En conclusion, ce métrage est un spectacle total, enflammé à la russe, et extrêmement généreux.
Il est pourvu de défauts légers, mais on les lui pardonne au vu de sa bonne volonté à nous divertir.
Selon « La Voix de la Russie », Viy aura bientôt une suite.
L’action de la deuxième partie de ce film, dont le personnage principal, un monstre des marais avec des longs sourcils et des paupières lourdes, se déroulera dans l’Empire du Milieu.

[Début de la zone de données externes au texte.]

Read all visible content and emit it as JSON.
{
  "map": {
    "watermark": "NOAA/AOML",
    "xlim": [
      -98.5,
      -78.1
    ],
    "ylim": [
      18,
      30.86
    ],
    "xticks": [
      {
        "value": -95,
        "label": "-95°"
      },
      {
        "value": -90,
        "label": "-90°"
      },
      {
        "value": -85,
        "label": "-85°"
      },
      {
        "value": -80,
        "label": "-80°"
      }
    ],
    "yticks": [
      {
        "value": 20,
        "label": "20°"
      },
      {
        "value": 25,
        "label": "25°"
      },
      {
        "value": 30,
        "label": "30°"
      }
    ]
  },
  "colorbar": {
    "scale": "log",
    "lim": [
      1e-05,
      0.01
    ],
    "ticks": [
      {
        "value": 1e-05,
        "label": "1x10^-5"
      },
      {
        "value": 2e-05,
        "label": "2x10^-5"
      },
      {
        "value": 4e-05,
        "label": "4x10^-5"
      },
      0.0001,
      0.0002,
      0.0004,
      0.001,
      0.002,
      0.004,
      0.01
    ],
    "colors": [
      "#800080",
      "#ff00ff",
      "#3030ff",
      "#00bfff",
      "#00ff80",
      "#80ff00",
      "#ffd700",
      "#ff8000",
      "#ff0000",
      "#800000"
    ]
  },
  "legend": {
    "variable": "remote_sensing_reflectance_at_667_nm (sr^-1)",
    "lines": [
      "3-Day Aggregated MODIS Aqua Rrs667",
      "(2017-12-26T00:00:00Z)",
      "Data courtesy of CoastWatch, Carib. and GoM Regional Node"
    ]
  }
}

Et ce n’est pas du tout un hasard.

Il s’est avéré que Viy, un genre de « Dracula slave », aurait de la famille dans la mythologie chinoise.
Selon le producteur du film Alexeï Petroukhine, c’est la raison pour laquelle il a été décidé de tourner la deuxième partie de Viy en collaboration avec les collègues chinois.
« De nombreux cinéastes ont essayé au moins une fois dans leur vie de travailler ensemble avec des maîtres du cinéma chinois », explique Petroukhine.
« Ce qui nous intéresse, ce sont les cascades vertigineuses des réalisateurs chinois, ainsi que leurs idées étonnantes.
Ce n’est pas un hasard si les réalisateurs chinois deviennent constamment lauréats des prestigieux festivals internationaux.
Chaque nation a son épopée et son histoire.
Dans l'une des légendes sur l'origine du thé chinois, il y a un personnage qui ressemble à notre Viy.
Sur les paupières de ce personnage poussent des buissons de thé. »
Un grand voyage en Chine attend donc Viy dans la deuxième partie du film, ainsi qu’une bataille avec un sorcier pour sauver le dragon gentil...
Et les héros du film célébreront leurs victoires non pas avec l’alcool, mais avec du thé vert chinois !
En outre le deuxième volet sera composé de contes, et d’épisodes réels de l’histoire de la Russie et de la Chine.
« On y verra la fameuse campagne de l'empereur russe Pierre le Grand en Europe, de laquelle seule une petite partie de sa suite est devenue », explique le réalisateur.

« Le film comprend aussi des histoires les plus intéressantes des marchands des caravanes de l’Ancienne Route du thé.
Et puis la légende de l’apparition du thé en Chine sera également montrée au spectateur.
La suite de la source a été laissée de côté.